"I am afraid not. But it is such a comfort to have you back. I heard you were engaged—to an Englishman, or something?"
Tiny blushed. She was on her way to a tea, and looked exquisitely pretty in a fawn-coloured crêpe de chine embroidered with wild roses, and a bonnet of pink tulle crushed about her face. Magdaléna wondered why some man had not married her out of hand, then reflected that Tiny was likely to dispose of her own future.
"I'm not quite sure," said Miss Montgomery, looking innocently at a lithograph of the Virgin which still decorated the wall. "You see, he has a title, and it's so commonplace to marry a title. But if I decide to, I'll let you know the very first."
Shortly after she went away—and left Magdaléna alone with Henry James.
She took up one of the volumes. As she did so, something stirred in the cellars of her mind—beat its stiff wings against the narrow walls—struggled forward and upward.
She stood on the porch in the late evening: alone in a fog. Her young mind opened to literary desire—preceding it was a swift disturbing presentiment; it had recurred once, and again—but not for several years. What did it mean, here again? And what had Henry James to do with it? She dropped into a chair. Her hands trembled as they opened the book.
XXX
It was a week before she squarely faced the relation of Henry James to her own ambitions.
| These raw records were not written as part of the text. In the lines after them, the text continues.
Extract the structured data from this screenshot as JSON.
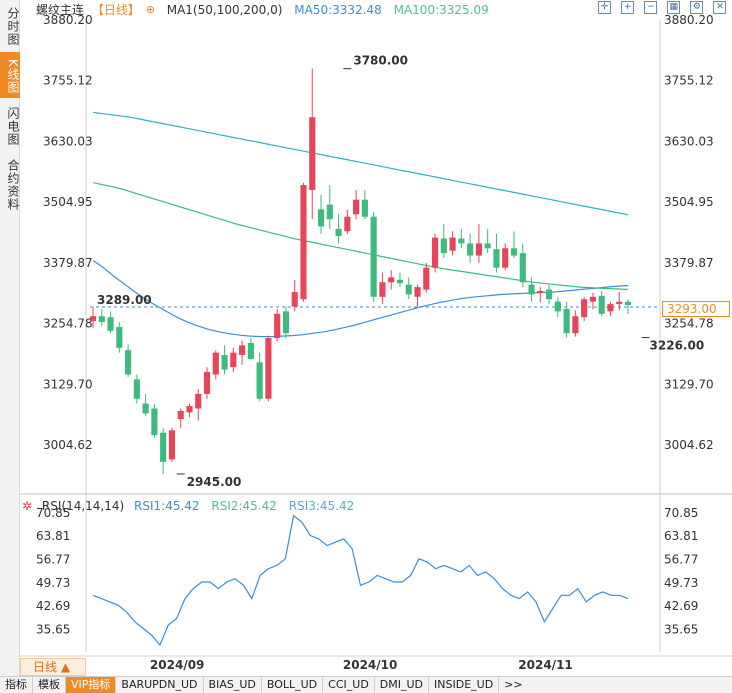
{
  "rail": {
    "tabs": [
      {
        "label": "分时图",
        "active": false
      },
      {
        "label": "K线图",
        "active": true
      },
      {
        "label": "闪电图",
        "active": false
      },
      {
        "label": "合约资料",
        "active": false
      }
    ]
  },
  "header": {
    "name": "螺纹主连",
    "period": "【日线】",
    "select_icon": "⊕",
    "ma_label": "MA1(50,100,200,0)",
    "ma50": "MA50:3332.48",
    "ma100": "MA100:3325.09"
  },
  "toolbar_icons": [
    "crosshair-icon",
    "zoom-in-icon",
    "zoom-out-icon",
    "grid-icon",
    "settings-icon",
    "close-icon"
  ],
  "rsi_header": {
    "gear_icon": "✲",
    "name": "RSI(14,14,14)",
    "rsi1": "RSI1:45.42",
    "rsi2": "RSI2:45.42",
    "rsi3": "RSI3:45.42"
  },
  "current_price": "3293.00",
  "bottom_bar": {
    "period_button": "日线 ▲",
    "tabs": [
      "指标",
      "模板",
      "VIP指标",
      "BARUPDN_UD",
      "BIAS_UD",
      "BOLL_UD",
      "CCI_UD",
      "DMI_UD",
      "INSIDE_UD",
      ">>"
    ]
  },
  "colors": {
    "up": "#e8455a",
    "down": "#3dba7e",
    "ma50": "#3a8fd6",
    "ma100": "#3dba7e",
    "ma200": "#2fb3c0",
    "rsi": "#3a8fd6",
    "accent": "#f08a25"
  },
  "chart_data": [
    {
      "type": "candlestick",
      "y_ticks": [
        "3880.20",
        "3755.12",
        "3630.03",
        "3504.95",
        "3379.87",
        "3254.78",
        "3129.70",
        "3004.62"
      ],
      "ylim": [
        2945,
        3880.2
      ],
      "x_labels": [
        {
          "label": "2024/09",
          "index": 9
        },
        {
          "label": "2024/10",
          "index": 31
        },
        {
          "label": "2024/11",
          "index": 51
        }
      ],
      "annotations": [
        {
          "label": "3780.00",
          "value": 3780,
          "index": 29,
          "color": "#e8455a"
        },
        {
          "label": "2945.00",
          "value": 2945,
          "index": 10,
          "color": "#3dba7e"
        },
        {
          "label": "3226.00",
          "value": 3226,
          "index": 63,
          "color": "#3dba7e"
        },
        {
          "label": "3289.00",
          "value": 3289,
          "index": 0,
          "color": "#e8455a"
        }
      ],
      "reference_line": 3289,
      "series": [
        {
          "name": "MA50",
          "values": [
            3385,
            3370,
            3352,
            3336,
            3320,
            3305,
            3292,
            3280,
            3268,
            3258,
            3250,
            3243,
            3238,
            3234,
            3231,
            3229,
            3228,
            3228,
            3229,
            3230,
            3232,
            3235,
            3238,
            3242,
            3247,
            3252,
            3258,
            3264,
            3270,
            3276,
            3282,
            3288,
            3293,
            3298,
            3302,
            3306,
            3309,
            3311,
            3313,
            3315,
            3316,
            3317,
            3318,
            3319,
            3320,
            3322,
            3324,
            3326,
            3328,
            3330,
            3332,
            3333
          ]
        },
        {
          "name": "MA100",
          "values": [
            3545,
            3541,
            3537,
            3532,
            3526,
            3520,
            3514,
            3508,
            3502,
            3496,
            3490,
            3484,
            3478,
            3472,
            3466,
            3460,
            3455,
            3450,
            3445,
            3440,
            3435,
            3430,
            3426,
            3422,
            3418,
            3414,
            3410,
            3406,
            3402,
            3398,
            3394,
            3390,
            3386,
            3382,
            3378,
            3374,
            3370,
            3367,
            3364,
            3361,
            3358,
            3355,
            3352,
            3349,
            3346,
            3343,
            3340,
            3338,
            3336,
            3334,
            3332,
            3330,
            3329,
            3328,
            3327,
            3326,
            3325
          ]
        },
        {
          "name": "MA200",
          "values": [
            3690,
            3688,
            3686,
            3684,
            3682,
            3680,
            3677,
            3674,
            3671,
            3668,
            3665,
            3662,
            3659,
            3656,
            3653,
            3650,
            3647,
            3644,
            3641,
            3638,
            3635,
            3632,
            3629,
            3626,
            3623,
            3620,
            3617,
            3614,
            3611,
            3608,
            3605,
            3602,
            3599,
            3596,
            3593,
            3590,
            3587,
            3584,
            3581,
            3578,
            3575,
            3572,
            3569,
            3566,
            3563,
            3560,
            3557,
            3554,
            3551,
            3548,
            3545,
            3542,
            3539,
            3536,
            3533,
            3530,
            3527,
            3524,
            3521,
            3518,
            3515,
            3512,
            3509,
            3506,
            3503,
            3500,
            3497,
            3494,
            3491,
            3488,
            3485,
            3482,
            3479
          ]
        },
        {
          "name": "candles",
          "values": [
            {
              "o": 3260,
              "h": 3289,
              "l": 3245,
              "c": 3270
            },
            {
              "o": 3270,
              "h": 3285,
              "l": 3250,
              "c": 3258
            },
            {
              "o": 3268,
              "h": 3280,
              "l": 3235,
              "c": 3240
            },
            {
              "o": 3248,
              "h": 3258,
              "l": 3195,
              "c": 3205
            },
            {
              "o": 3200,
              "h": 3212,
              "l": 3145,
              "c": 3150
            },
            {
              "o": 3140,
              "h": 3150,
              "l": 3090,
              "c": 3100
            },
            {
              "o": 3090,
              "h": 3110,
              "l": 3065,
              "c": 3070
            },
            {
              "o": 3080,
              "h": 3090,
              "l": 3020,
              "c": 3025
            },
            {
              "o": 3030,
              "h": 3040,
              "l": 2945,
              "c": 2970
            },
            {
              "o": 2975,
              "h": 3040,
              "l": 2970,
              "c": 3035
            },
            {
              "o": 3058,
              "h": 3080,
              "l": 3040,
              "c": 3075
            },
            {
              "o": 3072,
              "h": 3090,
              "l": 3062,
              "c": 3085
            },
            {
              "o": 3080,
              "h": 3120,
              "l": 3055,
              "c": 3110
            },
            {
              "o": 3110,
              "h": 3165,
              "l": 3100,
              "c": 3155
            },
            {
              "o": 3150,
              "h": 3200,
              "l": 3140,
              "c": 3195
            },
            {
              "o": 3190,
              "h": 3210,
              "l": 3150,
              "c": 3160
            },
            {
              "o": 3165,
              "h": 3205,
              "l": 3155,
              "c": 3195
            },
            {
              "o": 3190,
              "h": 3220,
              "l": 3170,
              "c": 3210
            },
            {
              "o": 3215,
              "h": 3225,
              "l": 3180,
              "c": 3182
            },
            {
              "o": 3175,
              "h": 3195,
              "l": 3095,
              "c": 3100
            },
            {
              "o": 3100,
              "h": 3230,
              "l": 3095,
              "c": 3225
            },
            {
              "o": 3225,
              "h": 3285,
              "l": 3218,
              "c": 3275
            },
            {
              "o": 3280,
              "h": 3290,
              "l": 3225,
              "c": 3235
            },
            {
              "o": 3290,
              "h": 3345,
              "l": 3280,
              "c": 3320
            },
            {
              "o": 3305,
              "h": 3545,
              "l": 3300,
              "c": 3540
            },
            {
              "o": 3530,
              "h": 3780,
              "l": 3470,
              "c": 3680
            },
            {
              "o": 3490,
              "h": 3520,
              "l": 3440,
              "c": 3455
            },
            {
              "o": 3500,
              "h": 3540,
              "l": 3450,
              "c": 3470
            },
            {
              "o": 3450,
              "h": 3480,
              "l": 3420,
              "c": 3435
            },
            {
              "o": 3445,
              "h": 3490,
              "l": 3440,
              "c": 3475
            },
            {
              "o": 3480,
              "h": 3530,
              "l": 3470,
              "c": 3510
            },
            {
              "o": 3510,
              "h": 3530,
              "l": 3470,
              "c": 3475
            },
            {
              "o": 3475,
              "h": 3485,
              "l": 3300,
              "c": 3310
            },
            {
              "o": 3310,
              "h": 3360,
              "l": 3295,
              "c": 3340
            },
            {
              "o": 3340,
              "h": 3365,
              "l": 3325,
              "c": 3350
            },
            {
              "o": 3345,
              "h": 3360,
              "l": 3330,
              "c": 3338
            },
            {
              "o": 3335,
              "h": 3350,
              "l": 3305,
              "c": 3315
            },
            {
              "o": 3310,
              "h": 3335,
              "l": 3290,
              "c": 3330
            },
            {
              "o": 3325,
              "h": 3380,
              "l": 3318,
              "c": 3370
            },
            {
              "o": 3370,
              "h": 3440,
              "l": 3360,
              "c": 3432
            },
            {
              "o": 3430,
              "h": 3460,
              "l": 3390,
              "c": 3400
            },
            {
              "o": 3405,
              "h": 3445,
              "l": 3395,
              "c": 3432
            },
            {
              "o": 3430,
              "h": 3450,
              "l": 3410,
              "c": 3420
            },
            {
              "o": 3420,
              "h": 3440,
              "l": 3380,
              "c": 3395
            },
            {
              "o": 3395,
              "h": 3460,
              "l": 3380,
              "c": 3420
            },
            {
              "o": 3420,
              "h": 3450,
              "l": 3400,
              "c": 3410
            },
            {
              "o": 3408,
              "h": 3440,
              "l": 3360,
              "c": 3370
            },
            {
              "o": 3370,
              "h": 3420,
              "l": 3365,
              "c": 3410
            },
            {
              "o": 3410,
              "h": 3445,
              "l": 3390,
              "c": 3395
            },
            {
              "o": 3400,
              "h": 3420,
              "l": 3330,
              "c": 3340
            },
            {
              "o": 3335,
              "h": 3350,
              "l": 3300,
              "c": 3315
            },
            {
              "o": 3318,
              "h": 3330,
              "l": 3298,
              "c": 3322
            },
            {
              "o": 3325,
              "h": 3335,
              "l": 3295,
              "c": 3305
            },
            {
              "o": 3300,
              "h": 3310,
              "l": 3268,
              "c": 3280
            },
            {
              "o": 3285,
              "h": 3300,
              "l": 3226,
              "c": 3235
            },
            {
              "o": 3235,
              "h": 3282,
              "l": 3228,
              "c": 3270
            },
            {
              "o": 3268,
              "h": 3310,
              "l": 3260,
              "c": 3305
            },
            {
              "o": 3300,
              "h": 3318,
              "l": 3285,
              "c": 3310
            },
            {
              "o": 3312,
              "h": 3322,
              "l": 3270,
              "c": 3275
            },
            {
              "o": 3280,
              "h": 3300,
              "l": 3270,
              "c": 3295
            },
            {
              "o": 3295,
              "h": 3320,
              "l": 3282,
              "c": 3300
            },
            {
              "o": 3300,
              "h": 3305,
              "l": 3275,
              "c": 3293
            }
          ]
        }
      ]
    },
    {
      "type": "line",
      "y_ticks": [
        "70.85",
        "63.81",
        "56.77",
        "49.73",
        "42.69",
        "35.65"
      ],
      "ylim": [
        28.9,
        72.6
      ],
      "series": [
        {
          "name": "RSI",
          "values": [
            46,
            45,
            44,
            43,
            41,
            38,
            36,
            34,
            31,
            37,
            39,
            45,
            48,
            50,
            50,
            48,
            50,
            51,
            49,
            45,
            52,
            54,
            55,
            57,
            70,
            68,
            64,
            63,
            61,
            62,
            63,
            60,
            49,
            50,
            52,
            51,
            50,
            50,
            52,
            57,
            56,
            54,
            55,
            54,
            53,
            55,
            52,
            53,
            51,
            48,
            46,
            45,
            47,
            44,
            38,
            42,
            46,
            46,
            48,
            44,
            46,
            47,
            46,
            46,
            45
          ]
        }
      ]
    }
  ]
}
Then she admitted it in so many words: she could not write, she never could write. The writers who were dust had inspired her to emulation; it took a great contemporary to bring her despair. It is only the living enemies we fear; the dead and their past are beautiful unrealities to the smarting ego.
Magdaléna realised for the first time the exact value she had placed upon the art of expression,—a value that was in inverse ratio to her limitations. Literature to her was, above all else, the art of words. Stories were to be picked up anywhere: had she not found a number ready to her hand? The creative faculty might, in its unique development, be something supremer still, although crippled without the perfected medium of this writer, who seemed above all writers to be the master and not the servant of words. She re-read her own efforts. They represented the hard thought and work of six years; not a great span, perhaps, but long enough to determine the promise of a faculty. The stories were wooden. Her work would always be wooden. There was not a phrase to delight the cultivated reader, not a line that any moderately clever person, given the same material, might not have written. After as many more years of labour she might become a praiseworthy writer of the third rank. She put her manuscripts in the fire.